Edison, NJ (LifeNews.com) — A brain damaged man who had been in an incapacitated state for about six years has partially recovered from it thanks to an experimental surgery where doctors brought his brain back to life using electrodes. The surgery gives hope to disabled patients like Terri Schiavo who some say can’t recover from similar injuries.

The unnamed man was in a minimally conscious state was brutally beaten and his skull severely injured after he was robbed six years ago.

At the time, his physicians claimed he would be in an incapacitated state the rest of his life.

However, in August 2005 the 38 year-old man’s parents allowed doctors to begin a six month experiment on him using deep brain stimulation. It involves using pulses of electric current through electrodes.

Doctors implanted two wire electrodes deep into the man’s brain that has frequently been used to treat people suffering from Parkinson’s disease.

Before their efforts, he could respond to questions on occasion by moving his thumb or nodding, but was essentially mute and unable to move.

By last October, the treatment reportedly restored some of a brain-damaged man’s speech and movement.

Now he is eating again and talking fully and able to do significantly more activities than he could before.
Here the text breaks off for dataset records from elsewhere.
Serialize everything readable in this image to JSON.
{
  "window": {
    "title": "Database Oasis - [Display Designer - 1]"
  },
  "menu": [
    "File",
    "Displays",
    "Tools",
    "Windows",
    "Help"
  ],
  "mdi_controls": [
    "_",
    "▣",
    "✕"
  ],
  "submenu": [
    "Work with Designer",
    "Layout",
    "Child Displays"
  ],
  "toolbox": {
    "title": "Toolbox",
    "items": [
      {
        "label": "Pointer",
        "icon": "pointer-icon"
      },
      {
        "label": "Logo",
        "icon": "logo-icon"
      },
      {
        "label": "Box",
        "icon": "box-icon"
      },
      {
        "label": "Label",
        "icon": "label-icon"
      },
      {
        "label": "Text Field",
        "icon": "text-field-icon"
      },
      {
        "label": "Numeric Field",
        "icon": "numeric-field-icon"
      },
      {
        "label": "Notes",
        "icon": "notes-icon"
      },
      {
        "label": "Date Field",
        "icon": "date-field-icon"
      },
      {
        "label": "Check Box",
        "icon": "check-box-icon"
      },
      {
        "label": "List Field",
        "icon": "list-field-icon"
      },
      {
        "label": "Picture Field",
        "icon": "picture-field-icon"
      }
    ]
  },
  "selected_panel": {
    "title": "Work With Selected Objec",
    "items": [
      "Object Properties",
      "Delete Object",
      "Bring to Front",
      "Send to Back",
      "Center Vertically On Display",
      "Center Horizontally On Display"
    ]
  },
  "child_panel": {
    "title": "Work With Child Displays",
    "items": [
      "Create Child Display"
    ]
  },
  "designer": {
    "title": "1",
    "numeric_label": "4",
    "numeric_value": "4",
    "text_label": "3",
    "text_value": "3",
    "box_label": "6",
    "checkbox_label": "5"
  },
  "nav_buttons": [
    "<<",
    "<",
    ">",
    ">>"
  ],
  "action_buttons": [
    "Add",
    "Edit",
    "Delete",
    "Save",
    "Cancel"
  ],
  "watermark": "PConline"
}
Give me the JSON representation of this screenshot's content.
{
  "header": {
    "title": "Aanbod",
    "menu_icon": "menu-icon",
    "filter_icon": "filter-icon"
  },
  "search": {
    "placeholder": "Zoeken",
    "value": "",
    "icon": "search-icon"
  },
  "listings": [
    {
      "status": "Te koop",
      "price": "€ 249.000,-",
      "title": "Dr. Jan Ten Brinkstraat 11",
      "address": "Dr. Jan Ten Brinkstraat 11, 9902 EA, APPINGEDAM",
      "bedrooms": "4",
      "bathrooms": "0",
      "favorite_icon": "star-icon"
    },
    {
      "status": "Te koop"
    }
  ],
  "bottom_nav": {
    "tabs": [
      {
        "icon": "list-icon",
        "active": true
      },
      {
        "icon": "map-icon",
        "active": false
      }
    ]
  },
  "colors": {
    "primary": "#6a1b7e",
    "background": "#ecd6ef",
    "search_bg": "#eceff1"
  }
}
"My son can now eat, speak, watch a movie without falling asleep," the man’s mother told the New York Daily News. "He can drink from a cup. He can express pain. He can cry and he can laugh.

"The most important part is he can say, ‘Mommy’ and ‘Pop.’ He can say, ‘I love you, Mommy,’" she added.

Dr. Ali Rezai, a Cleveland Clinic brain doctor who did the surgery, told the newspaper that the process gives hope to incapacitated patients like Terri Schiavo that more research in this area could lead to the ability to bring people out of comas or improve their conditions.

"We have to do more research … but I think down the line it will change the way we are treating or even looking at people with severe brain injury," said Rezai.

He indicated the treatment would mostly be beneficial for patients who already have some responsiveness.

Terri Schiavo received the treatment as well but some experts say she received it too soon after her collapse for it to have made much of a difference.

The federally funded experiment will soon progress to treating 11 other patients.

The research team in the case works at NewYork-Presbyterian/Weill Cornell, the JFK Johnson Rehabilitation Institute in Edison, N.J., and the Cleveland Clinic Foundation.